The announcement appears to indicate that the military is looking for new ways to stamp out resistance in areas where people have taken up arms to fight against its power grab two years ago.

Expansion of martial law was required “to exercise more effective undertakings for ensuring security, the rule of law and local peace and tranquillity”, the state-run newspaper said.

Under the harsh new measures, military tribunals will hear criminal cases ranging from high treason to a ban on disseminating false news, which the army has already used to jail dozens of journalists.

The 37 townships affected by the imposition of martial law are located across eight states and regions – Sagaing, Chin, Magway, Bago, Mon, Karen, Taninthayi and Kayah.
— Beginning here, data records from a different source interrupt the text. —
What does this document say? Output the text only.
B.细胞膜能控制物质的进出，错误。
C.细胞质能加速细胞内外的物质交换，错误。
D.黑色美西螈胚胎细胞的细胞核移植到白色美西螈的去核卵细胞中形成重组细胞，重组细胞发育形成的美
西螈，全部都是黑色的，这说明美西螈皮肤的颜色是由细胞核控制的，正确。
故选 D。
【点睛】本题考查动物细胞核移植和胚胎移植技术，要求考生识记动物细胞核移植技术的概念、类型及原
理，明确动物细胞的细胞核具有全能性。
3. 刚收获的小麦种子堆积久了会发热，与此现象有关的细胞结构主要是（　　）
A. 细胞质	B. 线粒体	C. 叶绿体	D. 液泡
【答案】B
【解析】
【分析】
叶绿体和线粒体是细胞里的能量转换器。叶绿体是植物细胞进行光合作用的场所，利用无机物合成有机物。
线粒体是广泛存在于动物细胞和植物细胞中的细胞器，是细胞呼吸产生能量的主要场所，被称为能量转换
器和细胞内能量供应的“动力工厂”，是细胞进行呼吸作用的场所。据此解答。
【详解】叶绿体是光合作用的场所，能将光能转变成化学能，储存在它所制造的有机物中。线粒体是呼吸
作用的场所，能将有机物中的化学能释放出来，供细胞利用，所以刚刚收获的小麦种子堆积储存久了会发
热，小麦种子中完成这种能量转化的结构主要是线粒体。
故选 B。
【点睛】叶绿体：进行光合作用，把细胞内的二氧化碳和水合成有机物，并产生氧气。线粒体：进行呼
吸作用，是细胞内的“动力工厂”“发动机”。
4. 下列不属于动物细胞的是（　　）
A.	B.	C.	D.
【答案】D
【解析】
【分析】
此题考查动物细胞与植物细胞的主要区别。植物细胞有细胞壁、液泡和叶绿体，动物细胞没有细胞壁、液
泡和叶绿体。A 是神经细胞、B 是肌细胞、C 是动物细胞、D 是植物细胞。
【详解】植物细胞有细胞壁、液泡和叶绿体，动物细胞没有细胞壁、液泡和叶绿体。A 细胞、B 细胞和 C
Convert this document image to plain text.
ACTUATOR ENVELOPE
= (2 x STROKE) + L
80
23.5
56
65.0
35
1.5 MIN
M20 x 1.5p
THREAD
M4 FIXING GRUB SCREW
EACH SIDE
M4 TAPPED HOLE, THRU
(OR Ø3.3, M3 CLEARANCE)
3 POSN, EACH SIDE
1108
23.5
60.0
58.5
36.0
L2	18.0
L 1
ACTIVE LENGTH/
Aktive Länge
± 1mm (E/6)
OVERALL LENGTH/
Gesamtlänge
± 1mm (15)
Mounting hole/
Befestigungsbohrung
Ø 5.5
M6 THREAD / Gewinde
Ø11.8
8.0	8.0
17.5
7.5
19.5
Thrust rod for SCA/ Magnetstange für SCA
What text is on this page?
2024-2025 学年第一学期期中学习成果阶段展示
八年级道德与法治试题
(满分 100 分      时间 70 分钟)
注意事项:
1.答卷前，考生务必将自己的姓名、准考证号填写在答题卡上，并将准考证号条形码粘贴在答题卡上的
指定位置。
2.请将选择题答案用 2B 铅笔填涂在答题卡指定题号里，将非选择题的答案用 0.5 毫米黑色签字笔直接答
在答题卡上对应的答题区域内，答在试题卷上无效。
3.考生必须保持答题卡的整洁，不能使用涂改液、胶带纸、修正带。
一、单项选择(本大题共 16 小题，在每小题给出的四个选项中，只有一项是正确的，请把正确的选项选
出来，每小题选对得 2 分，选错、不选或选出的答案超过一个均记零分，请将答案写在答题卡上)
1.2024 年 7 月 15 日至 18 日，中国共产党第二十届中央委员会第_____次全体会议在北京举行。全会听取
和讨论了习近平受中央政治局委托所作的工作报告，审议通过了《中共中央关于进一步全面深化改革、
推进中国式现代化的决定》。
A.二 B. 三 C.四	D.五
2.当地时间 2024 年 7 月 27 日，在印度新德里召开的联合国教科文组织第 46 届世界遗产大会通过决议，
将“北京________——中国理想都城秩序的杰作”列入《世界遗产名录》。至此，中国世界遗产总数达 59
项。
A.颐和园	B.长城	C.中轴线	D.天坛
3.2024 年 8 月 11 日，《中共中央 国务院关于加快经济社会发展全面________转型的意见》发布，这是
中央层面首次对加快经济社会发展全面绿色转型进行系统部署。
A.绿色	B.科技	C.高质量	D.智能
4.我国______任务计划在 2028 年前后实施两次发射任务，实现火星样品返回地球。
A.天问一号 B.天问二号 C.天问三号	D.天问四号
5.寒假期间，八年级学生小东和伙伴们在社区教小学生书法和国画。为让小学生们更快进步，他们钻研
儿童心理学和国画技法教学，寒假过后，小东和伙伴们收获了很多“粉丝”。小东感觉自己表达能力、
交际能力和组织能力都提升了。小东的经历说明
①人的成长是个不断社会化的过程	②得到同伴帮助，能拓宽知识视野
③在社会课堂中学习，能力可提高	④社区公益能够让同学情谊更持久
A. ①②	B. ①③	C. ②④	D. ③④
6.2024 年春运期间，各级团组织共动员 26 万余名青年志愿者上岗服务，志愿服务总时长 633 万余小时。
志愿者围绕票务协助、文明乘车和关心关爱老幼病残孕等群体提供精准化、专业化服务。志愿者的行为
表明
The military has been engaged in regular clashes with the anti-coup People’s Defence Force, the armed wing of the opposition’s underground National Unity Government, in the new areas to come under martial law.

At least 11 other townships – six in the country’s main city and commercial hub Yangon and five in the second city, Mandalay – were already under similar military legal jurisdiction.

On Wednesday, the military announced it has extended the state of emergency it imposed at the time of the coup, a move that is likely to delay a general election that it had said could be held by August.

The military said it was necessary to extend the emergency for six months because the country was in an abnormal situation and more time was necessary to prepare for peaceful and stable elections.

Germany’s foreign ministry described the extension of martial law and the state of emergency as “illegitimate steps” and called for an end to the military’s violence and human rights abuses.

Myanmar’s military has been struggling to contain a nationwide insurrection by opponents of military rule who took up arms after peaceful protests against a coup on February 1, 2021, were suppressed with lethal force.

According to the Assistance Association for Political Prisoners, an independent watchdog that tracks killings and arrests, at least 2,948 civilians have been killed since the military toppled elected leader Aung San Suu Kyi.

A spokesperson for the National Unity Government told The Associated Press news agency that he believes the military will increase killings and torture of people under the pretext of stabilising the country.

“We want to inform the soldiers and policemen who are protecting the junta not to continue fighting the unwinnable war, that the people are fighting them back,” spokesperson Nay Phone said.

A separate statement from the military said all administrative and judicial work in the designated areas must be led by regional military commanders, who can initiate military tribunals for 23 offences with punishments including the death penalty and indefinite imprisonment.

Meanwhile, in surprise comments reported by state media on Wednesday, Min Aung Hlaing made a rare acknowledgement that more than a third of the country’s townships were not under full military control.